AKP, her genç iktidar olmuş parti gibi kendi kimliğini icraatlarıyla kurmaya çalışmıştır. İktidara geldiği ilk günden beri bir yandan Türkiye’yi Avrupa Birliği’ne sokmak için çalışan, IMF politikalarını harfiyen yerine getiren tipik bir sağ-merkez partisi imajı verirken diğer yandan kendi kadrosunun geçmişine atıfla tabanı olarak kabul edilen muhafazakâr kesimi kollayan uygulamalara imza atar görünmüştür. Bu görüntü ilk bakışta çelişkili olsa da basit bir formülle aşılabilecek çok bilinmeyenli bir denklemdir. Formül şu: her parti yapısı gereği farklı fraksiyonlar barındırır içinde. AKP’nin içinde de kendini liberal olarak tanımlayanlardan muhafazakâr tabanı korumak isteyene kadar bir renk cümbüşü mevcuttur. Sonuç, aşırıya kaçmamak kaydıyla her türlü politikanın uygulanabileceği. Yine de uygulamaların sınırını çizen tek kriter bizzat Erdoğan’ın karizmatik liderliği ve yine bu karizmanın büyük oranda yaslandığı kamuoyu olarak tanımlanabilecek bir popüler desteğin sağlanmasıdır.



Türban tartışmasına bu açıdan bakıldığında konuyu alevlendiren parti içindeki hızlı çıkışların bir taraftan genel başkan tarafından yumuşatılması öbür yandan da yine genel başkanın kararlığını (amiyane tabirle “delikanlılığının”) ispat yeri olarak belirmesidir. Böylece parti içinde bir gerilim kaynağı olarak devamlı gündeme getirilir. AKP’nin hep vurgulanan “taban”ına geçtiği bir kıyaktır türban mevzusu ve çözülmesinden ziyade temcit pilavı gibi gündeme getirilip götürülmesi makbuldür.



Gene de işin bu raddeye varması kanımca muhalefetin başarısıdır. Çünkü çoğu yazarın da vurguladığı gibi Avrupa Birliği savunusu hükümetçe sahiplenilince muhalefete laiklikten başka eleştiri alanı kalmamaktadır. O da bu hakkını sonuna kadar kullanarak, hatta eleştirisini çıkış noktası yaparak bu suni gündeme katılır. Sonuçta hem iktidar hem muhalefet kendi kurdukları bir oyunda karşılıklı zar atıp dururlar.

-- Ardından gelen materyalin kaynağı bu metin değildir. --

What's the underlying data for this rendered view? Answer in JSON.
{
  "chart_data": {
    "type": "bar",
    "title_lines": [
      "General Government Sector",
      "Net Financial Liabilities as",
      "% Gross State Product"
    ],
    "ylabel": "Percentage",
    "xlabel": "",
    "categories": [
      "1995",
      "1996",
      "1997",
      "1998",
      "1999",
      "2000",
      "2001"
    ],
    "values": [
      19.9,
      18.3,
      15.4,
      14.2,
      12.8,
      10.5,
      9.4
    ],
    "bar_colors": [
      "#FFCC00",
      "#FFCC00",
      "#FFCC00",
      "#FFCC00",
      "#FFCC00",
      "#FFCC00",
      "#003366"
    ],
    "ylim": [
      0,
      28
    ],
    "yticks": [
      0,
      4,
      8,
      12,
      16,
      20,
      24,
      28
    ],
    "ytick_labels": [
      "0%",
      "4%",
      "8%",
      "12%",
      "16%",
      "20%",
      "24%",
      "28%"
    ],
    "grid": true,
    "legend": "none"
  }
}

Asıl sorun ise açıkça gözden kaçar. “Geçim sıkıntısı” başlığı altında genelleştirebileceğimiz bir dolu ekonomik soruna iki taraf da ucundan dokunur. Ekonomik göstergelerin veya Merkez Bankası’nın ince hesaplanmış para politikalarının her gün kürsülerden anlatılması, bu konuya odaklanmış gibi görünüp Birand’ın sokaktaki insan dediği “günlük hayat” aktörlerinin yaşam kavgasına ilgisiz kalmaktır aslında. Kimse parasını ucu ucuna yetiren (hatta bazen onu da başaramayan) kişilerin sorunlarında bahsetmez. Çünkü ideolojik kaygılar hayali bir düzlemde var olmuşken (söylemde demek istiyorum) geçim sıkıntısı daha elle tutulur olduğu halde yeterince tartışılmaz. Burada “millet yiyecek ekmek bulamıyor” gibi beylik iddialarda da bulunmak istemiyorum; çünkü idareyi maslahat geleneğinden gelen herkes ekmeksiz de yaşamanın yolunu bulmuş olacak ki, kendi sıkıntılarını birden unutup türban üzerine dönen tüm bu lehinde ya da aleyhinde ağıtlara canı gönülden katılabilmekte.



İdeolojik kavganın da önemi başka. İnkâr etmemek lazım. Ama bu kadar öncelenmesi, çaresi bulunamamış geçim sıkıntılarını ört bas eder gibi geliyor bana. Bu yüzden türban konusuna biraz da bu açıdan yaklaşmak gerektiğini düşünüyorum. Bazen “ne” tartıştığımız değil “neden” tartıştığımız önemlidir.